18 • Question Mark

11.6K 802 279
                                    

Satu minggu kemudian.

AROMA makanan yang saling melebur tercium sedetik setelah kelima cowo itu memasuki area kantin. Dari ekor mata, kelimanya tentu saja menyadari lirikan hingga tatapan terang-terangan dari kaum hawa. Bukannya ingin menyombongkan diri, namun hal tersebut sudah dianggap biasa. Bahkan terlampau membosankan untuk dilalui setiap hari.

Setelah sampai di meja tengah kantin, kelimanya segera berpencar. Ada yang memesan makanan. Ada pula yang hanya duduk di tempat memilih untuk menitip pesanan saja. Bahkan ada pula yang tanpa tahu malu, berteriak kencang ke ujung kantin demi memesan makanannya.

"Bude, nasi ayam satu kayak biasa. Bayarnya besok ya, Bude!" teriak Raden dengan kencang.

Hampir seluruh pasang mata beralih ke arah Raden yang dengan wajah tak berdosanya, menyengir lebar seakan yang baru saja ia lakukan adalah hal yang lumrah.

Rangga yang duduk di samping Raden pun tak dapat menahan tangannya untuk tidak menoyor kepala cowo itu.

"Heh, suara lo ngalahin cemprengnya anak saman.
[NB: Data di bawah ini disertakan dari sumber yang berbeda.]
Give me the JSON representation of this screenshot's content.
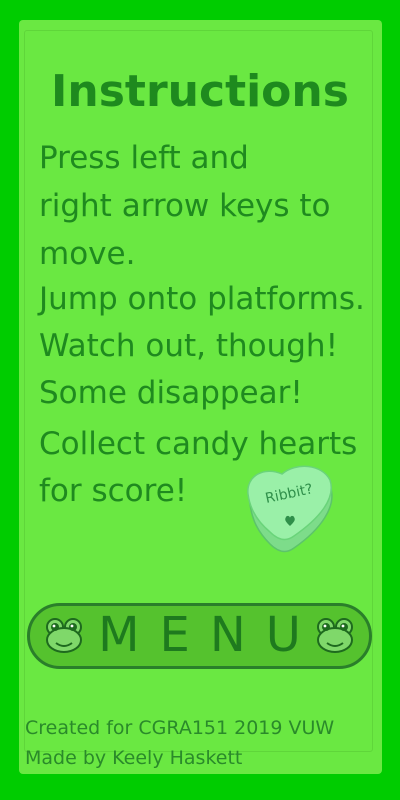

Pengang telinga gue," gerutu Rangga sambil mengusap telinga kanannya.

"Emang iya?"

"Iya!" seru Rangga.

"Bodo."

Rangga mendengus kasar. Ia kembali menoleh ke depan dan mendapati Ale yang tengah meletakkan dua mangkuk soto di atas meja kantin.

"Eh, Le. Temen siapa sih ini?" tanya Rangga dengan jari yang menunjuk ke arah Raden.

"Yang jelas bukan temen gue," jawab Ale dengan santai dan sukses mengundang tatapan jengkel dari Raden.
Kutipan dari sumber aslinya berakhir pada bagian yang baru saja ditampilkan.